The Shelhamers bought the Hacienda, a small road house near the intersection of Jackrabbit Lane and Highway 10, which was then west of Belgrade. The building was remodeled and expanded into a large and by all accounts elegant supper club, near where Dottie’s Casino now stands. A half-mile track with a quarter-mile straightaway and a large grandstand occupied the grounds to the north and west of the clubhouse. That area – now a subdivision—is bordered roughly by Triple Crown Road, Quinella Street, Show Place and Secretariat Street.

The Beaumont was, in Shelhamer’s words, “a dream.” Those who remember its glory days – and even Shelhamer himself – said it was “ahead of its time.”
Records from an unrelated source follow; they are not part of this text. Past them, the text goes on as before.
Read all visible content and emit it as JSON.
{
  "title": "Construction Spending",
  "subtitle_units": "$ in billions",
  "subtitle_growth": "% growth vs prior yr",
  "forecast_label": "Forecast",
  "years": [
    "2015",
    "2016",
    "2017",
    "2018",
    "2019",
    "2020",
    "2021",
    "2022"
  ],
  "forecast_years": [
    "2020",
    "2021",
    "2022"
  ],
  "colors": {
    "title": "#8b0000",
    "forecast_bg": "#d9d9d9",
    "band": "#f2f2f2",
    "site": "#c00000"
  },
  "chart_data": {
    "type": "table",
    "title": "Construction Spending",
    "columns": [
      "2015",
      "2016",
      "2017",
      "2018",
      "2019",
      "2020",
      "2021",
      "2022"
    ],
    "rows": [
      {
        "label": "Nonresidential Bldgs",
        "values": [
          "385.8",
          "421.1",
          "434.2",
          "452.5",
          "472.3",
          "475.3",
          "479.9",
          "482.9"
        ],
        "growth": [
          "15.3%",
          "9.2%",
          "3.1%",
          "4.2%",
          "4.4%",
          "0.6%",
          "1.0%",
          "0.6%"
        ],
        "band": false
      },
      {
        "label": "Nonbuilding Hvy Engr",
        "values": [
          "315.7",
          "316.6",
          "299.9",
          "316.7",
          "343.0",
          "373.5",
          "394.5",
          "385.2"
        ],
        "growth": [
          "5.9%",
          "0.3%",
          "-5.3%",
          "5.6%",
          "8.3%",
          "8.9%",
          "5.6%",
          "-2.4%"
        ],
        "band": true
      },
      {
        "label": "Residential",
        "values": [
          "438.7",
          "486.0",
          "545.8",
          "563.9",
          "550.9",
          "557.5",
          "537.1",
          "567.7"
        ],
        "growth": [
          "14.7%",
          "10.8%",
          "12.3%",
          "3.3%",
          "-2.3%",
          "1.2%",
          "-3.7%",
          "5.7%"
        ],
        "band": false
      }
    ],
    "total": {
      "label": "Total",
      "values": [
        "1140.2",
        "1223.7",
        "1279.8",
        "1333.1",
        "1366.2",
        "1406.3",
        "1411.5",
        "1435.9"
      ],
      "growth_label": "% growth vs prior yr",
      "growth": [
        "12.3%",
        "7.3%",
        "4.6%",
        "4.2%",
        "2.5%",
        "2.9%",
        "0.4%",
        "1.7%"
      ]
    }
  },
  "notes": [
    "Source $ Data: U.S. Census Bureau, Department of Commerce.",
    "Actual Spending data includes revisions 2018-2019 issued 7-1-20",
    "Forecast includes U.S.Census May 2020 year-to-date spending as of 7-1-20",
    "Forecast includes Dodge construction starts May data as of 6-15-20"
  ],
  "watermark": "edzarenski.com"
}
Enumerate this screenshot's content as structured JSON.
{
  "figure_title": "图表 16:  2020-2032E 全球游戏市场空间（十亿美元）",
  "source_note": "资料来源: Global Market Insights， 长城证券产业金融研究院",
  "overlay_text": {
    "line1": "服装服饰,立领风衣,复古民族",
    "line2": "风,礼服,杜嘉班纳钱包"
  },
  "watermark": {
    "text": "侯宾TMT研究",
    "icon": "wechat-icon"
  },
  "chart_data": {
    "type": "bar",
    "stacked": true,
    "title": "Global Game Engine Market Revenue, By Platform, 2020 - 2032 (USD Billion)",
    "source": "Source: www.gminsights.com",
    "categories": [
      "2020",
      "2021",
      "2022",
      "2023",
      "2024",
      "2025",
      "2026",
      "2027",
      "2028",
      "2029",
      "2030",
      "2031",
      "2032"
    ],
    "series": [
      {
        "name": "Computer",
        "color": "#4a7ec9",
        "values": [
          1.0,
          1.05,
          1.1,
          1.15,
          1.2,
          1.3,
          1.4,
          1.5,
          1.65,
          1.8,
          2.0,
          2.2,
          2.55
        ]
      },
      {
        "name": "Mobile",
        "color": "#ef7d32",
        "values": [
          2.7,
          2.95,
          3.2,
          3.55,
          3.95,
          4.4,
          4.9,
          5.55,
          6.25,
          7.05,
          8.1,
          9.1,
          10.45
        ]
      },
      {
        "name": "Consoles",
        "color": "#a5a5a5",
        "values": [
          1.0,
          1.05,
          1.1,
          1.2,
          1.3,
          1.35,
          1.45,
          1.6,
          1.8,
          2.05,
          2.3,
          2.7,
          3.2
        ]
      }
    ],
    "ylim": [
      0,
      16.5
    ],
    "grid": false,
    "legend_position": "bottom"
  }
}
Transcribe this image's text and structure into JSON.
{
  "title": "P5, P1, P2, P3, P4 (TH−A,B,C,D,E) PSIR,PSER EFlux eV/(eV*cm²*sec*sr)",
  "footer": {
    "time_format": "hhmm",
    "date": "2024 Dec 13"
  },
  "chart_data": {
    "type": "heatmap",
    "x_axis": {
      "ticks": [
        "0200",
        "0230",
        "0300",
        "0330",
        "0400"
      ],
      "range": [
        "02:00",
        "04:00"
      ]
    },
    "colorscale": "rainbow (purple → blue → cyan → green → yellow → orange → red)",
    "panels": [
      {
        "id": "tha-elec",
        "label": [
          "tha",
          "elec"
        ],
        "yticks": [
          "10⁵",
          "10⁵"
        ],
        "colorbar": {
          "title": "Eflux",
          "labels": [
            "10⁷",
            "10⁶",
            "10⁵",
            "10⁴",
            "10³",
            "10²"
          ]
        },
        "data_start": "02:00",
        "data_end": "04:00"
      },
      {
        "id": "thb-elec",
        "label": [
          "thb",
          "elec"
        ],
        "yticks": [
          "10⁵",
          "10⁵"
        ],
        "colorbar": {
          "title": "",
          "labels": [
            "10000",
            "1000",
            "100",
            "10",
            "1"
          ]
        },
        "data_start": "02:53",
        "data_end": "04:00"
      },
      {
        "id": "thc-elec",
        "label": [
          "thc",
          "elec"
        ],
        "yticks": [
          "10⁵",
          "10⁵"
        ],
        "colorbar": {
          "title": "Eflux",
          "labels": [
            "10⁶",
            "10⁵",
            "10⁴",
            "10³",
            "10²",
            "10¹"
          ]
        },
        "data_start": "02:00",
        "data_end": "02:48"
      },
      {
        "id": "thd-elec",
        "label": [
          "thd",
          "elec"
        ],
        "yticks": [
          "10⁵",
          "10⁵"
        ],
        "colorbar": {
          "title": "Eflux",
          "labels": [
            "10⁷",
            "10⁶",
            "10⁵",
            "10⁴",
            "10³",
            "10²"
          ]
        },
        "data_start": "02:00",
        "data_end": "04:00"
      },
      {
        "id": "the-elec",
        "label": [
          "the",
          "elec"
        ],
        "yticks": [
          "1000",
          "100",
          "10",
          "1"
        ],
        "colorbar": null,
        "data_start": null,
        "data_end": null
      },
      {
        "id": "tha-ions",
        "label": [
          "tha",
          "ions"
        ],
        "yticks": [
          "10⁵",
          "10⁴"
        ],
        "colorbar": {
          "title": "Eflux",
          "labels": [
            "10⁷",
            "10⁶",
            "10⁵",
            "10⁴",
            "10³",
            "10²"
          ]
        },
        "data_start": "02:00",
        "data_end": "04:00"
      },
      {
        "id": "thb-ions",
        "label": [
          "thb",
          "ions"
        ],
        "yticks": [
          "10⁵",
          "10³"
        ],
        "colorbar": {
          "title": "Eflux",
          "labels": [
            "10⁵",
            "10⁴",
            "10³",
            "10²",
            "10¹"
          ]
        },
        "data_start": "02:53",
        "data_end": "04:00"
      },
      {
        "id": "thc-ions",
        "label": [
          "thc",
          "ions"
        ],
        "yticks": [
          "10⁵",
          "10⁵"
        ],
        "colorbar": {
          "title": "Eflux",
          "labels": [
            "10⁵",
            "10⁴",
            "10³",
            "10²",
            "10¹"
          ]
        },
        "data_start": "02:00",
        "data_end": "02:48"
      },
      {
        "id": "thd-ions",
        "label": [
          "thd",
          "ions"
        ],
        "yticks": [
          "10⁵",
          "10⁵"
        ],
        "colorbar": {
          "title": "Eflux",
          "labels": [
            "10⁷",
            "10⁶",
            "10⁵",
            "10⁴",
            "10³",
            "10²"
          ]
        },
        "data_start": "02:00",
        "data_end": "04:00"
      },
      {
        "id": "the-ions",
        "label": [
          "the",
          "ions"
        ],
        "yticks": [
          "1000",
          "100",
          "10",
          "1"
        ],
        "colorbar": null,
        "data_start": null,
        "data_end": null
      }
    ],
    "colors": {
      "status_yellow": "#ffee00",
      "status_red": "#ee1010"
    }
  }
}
A 1985 article in the Bozeman Daily Chronicle quoted Shelhamer as saying, “The concept was real fine but I think the lack of population, the long distances people had to travel to get there and the roads – it was ahead of the interstate – there just weren’t enough people to support what we were trying to do. It could have been a large success under the same circumstances today.”

Despite the struggles, races were held in the summer months at the Beaumont for 13 years – from opening day on Memorial Day 1954 until 1967, drawing an average of 2,500 people per week. Riley, Burrows and Border remember the excitement, and they square with the recollection of Lloyd Shelhamer’s sister, Elinor Amundson, when she was interviewed for the Chronicle story in 1985.
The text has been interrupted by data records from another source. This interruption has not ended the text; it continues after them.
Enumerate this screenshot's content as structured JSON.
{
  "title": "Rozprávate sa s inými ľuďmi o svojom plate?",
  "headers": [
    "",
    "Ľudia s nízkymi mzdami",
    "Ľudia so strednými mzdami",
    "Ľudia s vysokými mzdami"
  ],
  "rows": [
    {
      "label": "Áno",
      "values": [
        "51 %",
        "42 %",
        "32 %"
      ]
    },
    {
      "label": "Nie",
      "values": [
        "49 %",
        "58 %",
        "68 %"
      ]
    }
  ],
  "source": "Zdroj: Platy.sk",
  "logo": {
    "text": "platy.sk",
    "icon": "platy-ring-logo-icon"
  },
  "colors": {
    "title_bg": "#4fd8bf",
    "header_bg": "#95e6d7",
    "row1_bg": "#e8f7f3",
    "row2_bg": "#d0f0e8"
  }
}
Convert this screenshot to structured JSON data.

“At its peak, there would be huge crowds there and lots of excitement,” Amundson said. “Horse racing breeds excitement, and The Beaumont kind of set the pace for racing in Montana.”

Even in the off-season, the Beaumont supper club operated year round, serving fine food and offering good music. Belgrade resident Curtis Backlan, who then farmed north of town, remembers the club being a destination for a night out once a month or so. Long after the track shut down, the Beaumont restaurant continued to operate under various owners for many years, and the clubhouse was torn down in 2008.

Skip Border remembers that at first, Belgrade business owners were skeptical of any benefit the city might realize from the people who came to town to patronize the races.

“Sometimes city people would holler because they didn’t think racing was helping,” he said. “I think they figured most people stayed at the track and didn’t go downtown.”

That’s when Beaumont employees hatched a plan.

“We’d pay people in two-dollar bills, then they’d circulate all over,” Border remembers. “After the two-dollar bill incident, things kind of changed. Nobody yelled after that.”

Both Burrows and Riley agree that Belgrade benefited economically from the Beaumont’s presence. Even though the track had its own supper club, diners still ventured elsewhere – primarily to The Mint and The Lounge – to dine.

“I just know that if you were going to eat downtown, you had to wait,” Burrows remembers. She also recalls that track traffic provided a great boost to grocery stores like Lee & Dad’s, because the people on the race circuit camped on the grounds in trailers and “had to eat and buy gas.”

In 1964, a race with a $70,000 purse – the largest ever offered in Montana – drew a huge crowd to the Beaumont. But, according to the late Lloyd Shelhamer, that was the beginning of the end of the dream that just couldn’t compete financially. It was no reflection on Shelhamer’s business acumen, as he went on to grow his company United Tote, which remains an industry leader in racing industry technology services. Skip Border worked alongside Shelhamer on the early-day development of that technology.

Like Shelhamer, his former employees believes that the Beaumont couldn’t continue to compete against the more accessible racing venues in Billings and Great Falls, but that doesn’t take away from what it did for the community.

“I just like the idea that it brought people and a lot of money into our town,” Burrows said. “The Beaumont added a lot to Belgrade.”

Riley is grateful for the memories of her childhood days at the track, where she and her friends analyzed the horses and convinced one of their parents to place bets for them.

“It was a blast – good, good times, and no crime in it,” she said. “I’m thankful that I got to have that memory of it.”